The basic idea of an HSA is to give consumers a tax benefit to purchase a high-deductible health insurance plan. Such plans do not cover any medical expenses until the high deductible amount is reached and this is supposed to make consumers more leery of rushing to the doctor to treat minor problems.
Money deposited into a HSA grows tax-free and can be withdrawn tax-free for qualified medical expenses. Individuals may invest up to $3,350 and families may invest $6,750 into an HSA each year.
If the family stays healthy and contributions are made automatically, it is possible to save up a decent pile of money in an HSA.
ARE HEALTH SAVINGS ACCOUNTS PROTECTED IN NEBRASKA BANKRUPTCY CASES?
Unfortunately, there are no court rulings on this topic yet. However, there are some good arguments to make that the funds should be protected.
Nebraska Statute 25-1563.01 provides the following protection:
In bankruptcy and in the collection of a money judgment, the following benefits shall be exempt from attachment, garnishment, or other legal or equitable process and from all claims of creditors: To the extent reasonably necessary for the support of the debtor and any dependent of the debtor, an interest held under a stock bonus, pension, profit-sharing, or similar plan or contract payable on account of illness, disability, death, age, or length of service unless:
(1) Within two years prior to bankruptcy or to entry against the individual of a money judgment which thereafter becomes final, such plan or contract was established or was amended to increase contributions by or under the auspices of the individual or of an insider that employed the individual at the time the individual’s rights under such plan or contract arose; or
(2) Such plan or contract does not qualify under section 401(a), 403(a), 403(b), 408, or 408A of the Internal Revenue Code.
Clearly the funds in an HSA are payable on account of illness, so it would seem that the funds should be protected.

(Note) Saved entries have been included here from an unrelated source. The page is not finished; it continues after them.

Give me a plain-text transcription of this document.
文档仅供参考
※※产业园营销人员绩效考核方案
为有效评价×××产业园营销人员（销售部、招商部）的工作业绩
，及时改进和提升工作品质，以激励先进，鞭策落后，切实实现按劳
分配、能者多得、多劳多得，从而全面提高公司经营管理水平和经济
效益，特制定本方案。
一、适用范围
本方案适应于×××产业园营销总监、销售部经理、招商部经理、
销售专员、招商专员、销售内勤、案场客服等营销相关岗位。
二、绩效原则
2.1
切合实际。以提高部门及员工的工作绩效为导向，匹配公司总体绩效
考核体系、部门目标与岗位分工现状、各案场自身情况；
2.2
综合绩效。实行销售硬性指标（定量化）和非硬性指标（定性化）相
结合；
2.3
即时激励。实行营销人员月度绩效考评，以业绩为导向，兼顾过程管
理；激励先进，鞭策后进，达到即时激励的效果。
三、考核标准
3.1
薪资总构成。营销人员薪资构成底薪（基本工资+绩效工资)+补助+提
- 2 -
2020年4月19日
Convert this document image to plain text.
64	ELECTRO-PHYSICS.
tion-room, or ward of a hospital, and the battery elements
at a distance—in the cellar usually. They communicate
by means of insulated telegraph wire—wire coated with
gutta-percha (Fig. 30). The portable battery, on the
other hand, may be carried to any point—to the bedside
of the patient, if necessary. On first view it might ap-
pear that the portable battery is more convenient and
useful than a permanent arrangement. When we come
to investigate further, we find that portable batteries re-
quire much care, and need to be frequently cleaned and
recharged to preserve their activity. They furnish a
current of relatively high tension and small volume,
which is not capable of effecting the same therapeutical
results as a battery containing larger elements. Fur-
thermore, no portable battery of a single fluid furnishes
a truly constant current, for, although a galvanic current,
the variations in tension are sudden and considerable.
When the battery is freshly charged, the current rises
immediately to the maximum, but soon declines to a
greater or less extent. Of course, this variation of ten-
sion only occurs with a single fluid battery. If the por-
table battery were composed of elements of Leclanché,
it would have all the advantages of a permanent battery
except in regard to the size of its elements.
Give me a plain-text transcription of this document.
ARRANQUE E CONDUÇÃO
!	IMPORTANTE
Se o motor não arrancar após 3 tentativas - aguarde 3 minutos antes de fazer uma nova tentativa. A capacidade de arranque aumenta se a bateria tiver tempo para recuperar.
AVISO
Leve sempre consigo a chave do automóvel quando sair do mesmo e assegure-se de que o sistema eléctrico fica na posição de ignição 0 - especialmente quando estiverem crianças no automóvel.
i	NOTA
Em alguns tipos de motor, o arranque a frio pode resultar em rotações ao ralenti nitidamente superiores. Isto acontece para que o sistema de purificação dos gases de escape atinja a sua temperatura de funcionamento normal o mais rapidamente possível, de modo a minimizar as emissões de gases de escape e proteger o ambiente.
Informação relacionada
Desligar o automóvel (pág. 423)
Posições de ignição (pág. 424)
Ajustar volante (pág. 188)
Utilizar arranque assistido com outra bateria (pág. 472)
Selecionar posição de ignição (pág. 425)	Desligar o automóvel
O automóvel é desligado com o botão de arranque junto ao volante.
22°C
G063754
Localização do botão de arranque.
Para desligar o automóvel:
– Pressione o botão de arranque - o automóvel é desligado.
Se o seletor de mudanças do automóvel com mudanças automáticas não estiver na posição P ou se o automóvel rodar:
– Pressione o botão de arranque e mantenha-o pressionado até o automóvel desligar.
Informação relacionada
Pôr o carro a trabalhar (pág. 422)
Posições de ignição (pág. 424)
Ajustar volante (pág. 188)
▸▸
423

How about the 2nd condition that the plan qualify under the Internal Revenue Code sections 401(a), 403(a), 408 or 408A?
The tax qualification of Health Savings Accounts are created in Internal Revenue Code Section 223, but that code section references IRC 408. Is referring to Section 408 enough to meet the requirement of this protection? It is impossible to say, but as a general rule exemption laws are to be interpreted liberally.
If an HSA is not protected by 25-1563.01 the funds would certainly be protected under theWildcard exemption of 25-1552, but that exemption is limited to $2,500.
Until we have a written court opinion on this topic, I would recommend great caution when filing bankruptcy when there are substantial funds on deposit in an HSA.